John Reynolds

John Reynolds

Harry Human Heights

12 June - 28 July 2001

Who cares tomorrow about an idea we had entertained the day before? After any night, we are no longer the same, and we cheat when we play out the farce of continuity. The fragment, no doubt a disappearing genre, but the only honest one. —E.M. Cioran

John Reynolds' painting resists summary. When people write about his project, they invariably make lists. In one short catalogue entry Allan Smith once described Reynolds as intoxicated, indecorous, hedonistic, romantic, sublime, mythopoetic, dithyrambic, epic and visionary, excessive and cloying, satanic and heavenly, and restless; his compositions as turbulent, angelic, chromatic, shimmering and exfoliating, internally stressed, externally unhinged, and ornamental; his iconography as reminiscent of blood vessels and hallucinated architecture.

Reynolds regularly combines overblown scale - the public address scale of billboards - with an arcane personal language, fugitive drawing style and obscure intentions. While the effect can be rich and ecstatic, materially the work can also be basic; it owes something to arte povera. Signs like crosses, scaffolds, veils, webs, knots, and roadsigns declare a fascination with pointers and a love of complexity, fragments.

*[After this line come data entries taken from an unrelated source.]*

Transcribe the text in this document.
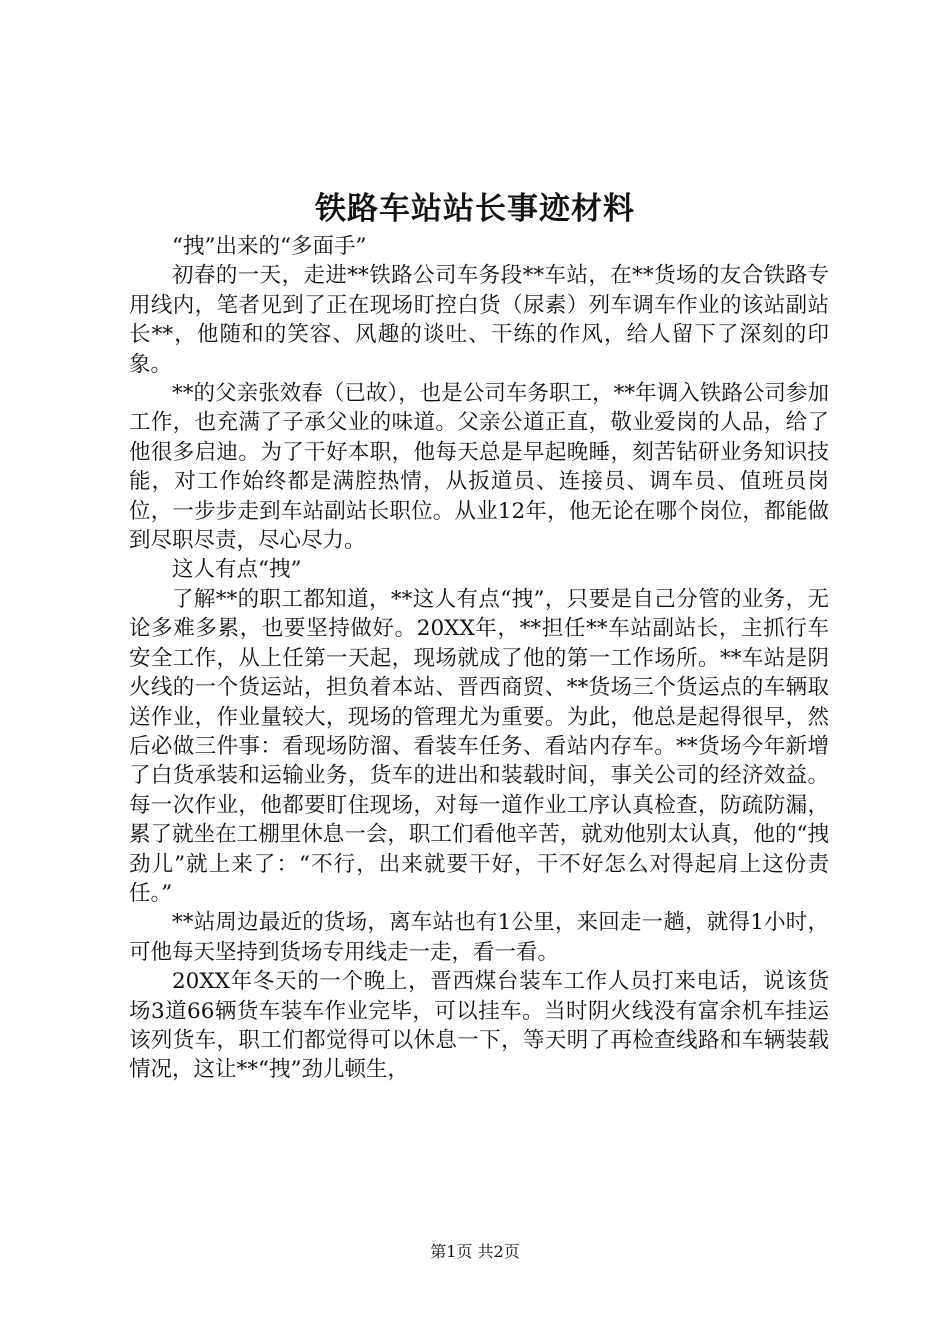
铁路车站站长事迹材料

“拽”出来的“多面手”

初春的一天，走进**铁路公司车务段**车站，在**货场的友合铁路专用线内，笔者见到了正在现场盯控白货（尿素）列车调车作业的该站副站长**，他随和的笑容、风趣的谈吐、干练的作风，给人留下了深刻的印象。

**的父亲张效春（已故），也是公司车务职工，**年调入铁路公司参加工作，也充满了子承父业的味道。父亲公道正直，敬业爱岗的人品，给了他很多启迪。为了干好本职，他每天总是早起晚睡，刻苦钻研业务知识技能，对工作始终都是满腔热情，从扳道员、连接员、调车员、值班员岗位，一步步走到车站副站长职位。从业12年，他无论在哪个岗位，都能做到尽职尽责，尽心尽力。

这人有点“拽”

了解**的职工都知道，**这人有点“拽”，只要是自己分管的业务，无论多难多累，也要坚持做好。20XX年，**担任**车站副站长，主抓行车安全工作，从上任第一天起，现场就成了他的第一工作场所。**车站是阴火线的一个货运站，担负着本站、晋西商贸、**货场三个货运点的车辆取送作业，作业量较大，现场的管理尤为重要。为此，他总是起得很早，然后必做三件事：看现场防溜、看装车任务、看站内存车。**货场今年新增了白货承装和运输业务，货车的进出和装载时间，事关公司的经济效益。每一次作业，他都要盯住现场，对每一道作业工序认真检查，防疏防漏，累了就坐在工棚里休息一会，职工们看他辛苦，就劝他别太认真，他的“拽劲儿”就上来了：“不行，出来就要干好，干不好怎么对得起肩上这份责任。”

**站周边最近的货场，离车站也有1公里，来回走一趟，就得1小时，可他每天坚持到货场专用线走一走，看一看。

20XX年冬天的一个晚上，晋西煤台装车工作人员打来电话，说该货场3道66辆货车装车作业完毕，可以挂车。当时阴火线没有富余机车挂运该列货车，职工们都觉得可以休息一下，等天明了再检查线路和车辆装载情况，这让**“拽”劲儿顿生，

第1页 共2页
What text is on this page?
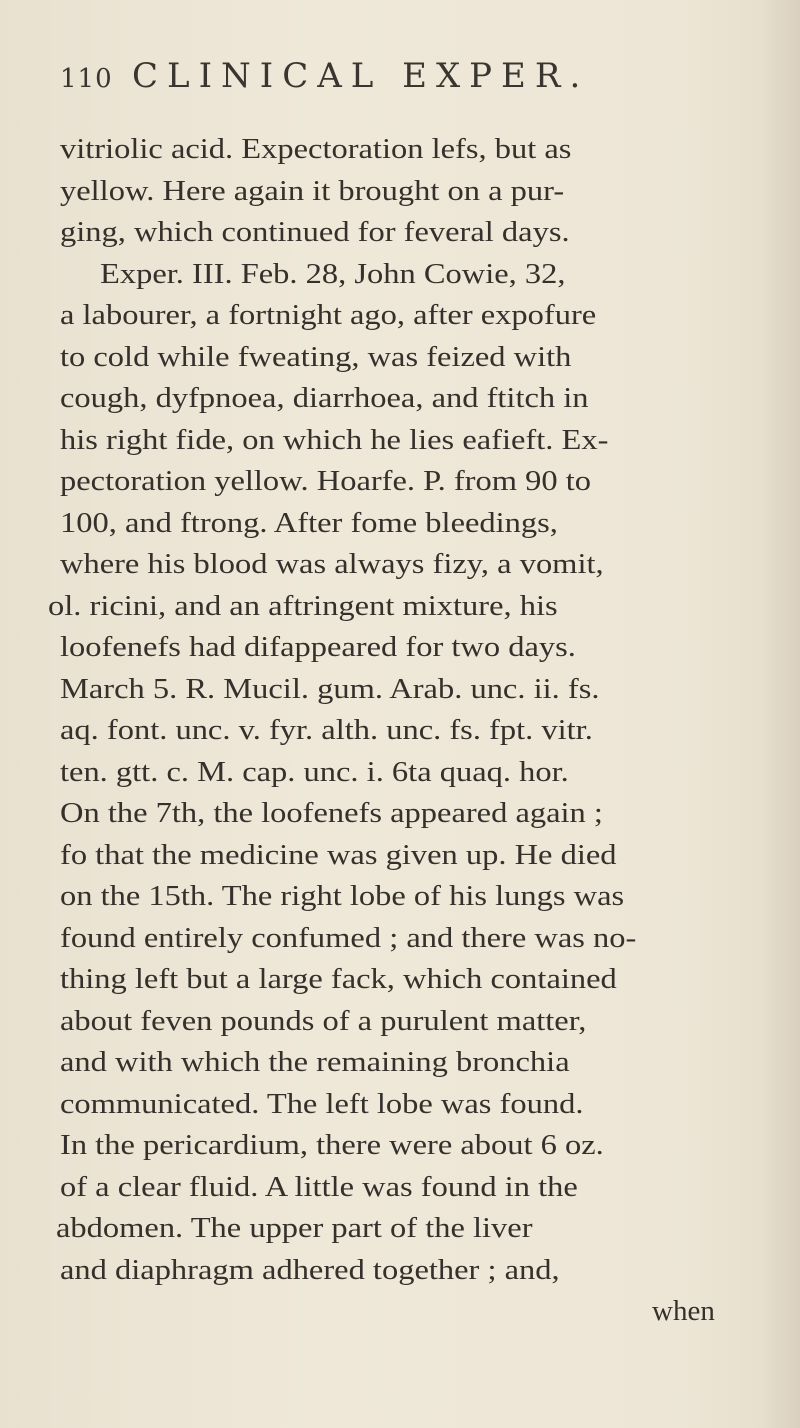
110 CLINICAL EXPER.
vitriolic acid. Expectoration lefs, but as
yellow. Here again it brought on a pur-
ging, which continued for feveral days.
Exper. III. Feb. 28, John Cowie, 32,
a labourer, a fortnight ago, after expofure
to cold while fweating, was feized with
cough, dyfpnoea, diarrhoea, and ftitch in
his right fide, on which he lies eafieft. Ex-
pectoration yellow. Hoarfe. P. from 90 to
100, and ftrong. After fome bleedings,
where his blood was always fizy, a vomit,
ol. ricini, and an aftringent mixture, his
loofenefs had difappeared for two days.
March 5. R. Mucil. gum. Arab. unc. ii. fs.
aq. font. unc. v. fyr. alth. unc. fs. fpt. vitr.
ten. gtt. c. M. cap. unc. i. 6ta quaq. hor.
On the 7th, the loofenefs appeared again ;
fo that the medicine was given up. He died
on the 15th. The right lobe of his lungs was
found entirely confumed ; and there was no-
thing left but a large fack, which contained
about feven pounds of a purulent matter,
and with which the remaining bronchia
communicated. The left lobe was found.
In the pericardium, there were about 6 oz.
of a clear fluid. A little was found in the
abdomen. The upper part of the liver
and diaphragm adhered together ; and,
when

In Harry Human Heights, Emily Kngawarreye meets Mondrian's Pier and Ocean. Two expansive rippling abstracts, fields of oil-stick hatchings nine metres wide, face off in the square gallery. One is titled Trading Hours and Various Materials, the other King for a Thin Day. Reynolds' obsessive repetition of an empty sign, overlapped and arrayed, creates shimmering spatial effects, a kind of fuzzy, deliquescent architecture. 

In the other rooms there's a supplementary work, Epistemadologies, a relentless frieze of almost a hundred oilstick drawings offering varieties of information: road signs, graphics, patterns, nineteenth-century photograph titles, and poem excerpts. Perhaps this frieze is a commentary, or a "complaint", an axiom of exhaustion, a map to the concerns of the big paintings; or perhaps it's an accumulation of footnotes, cul-de-sacs.

Reynolds says, "The signposts are key. They all point right, they signal meaningfulness and direction, and yet their destination is never arrived at. I've used odd New Zealand streetnames. They have an allegorical, liturgical quality: Harry Human Heights through to Hope Street. Those names are august and portentous, and yet there's a buffoonery - something laughable and calamitous - about them."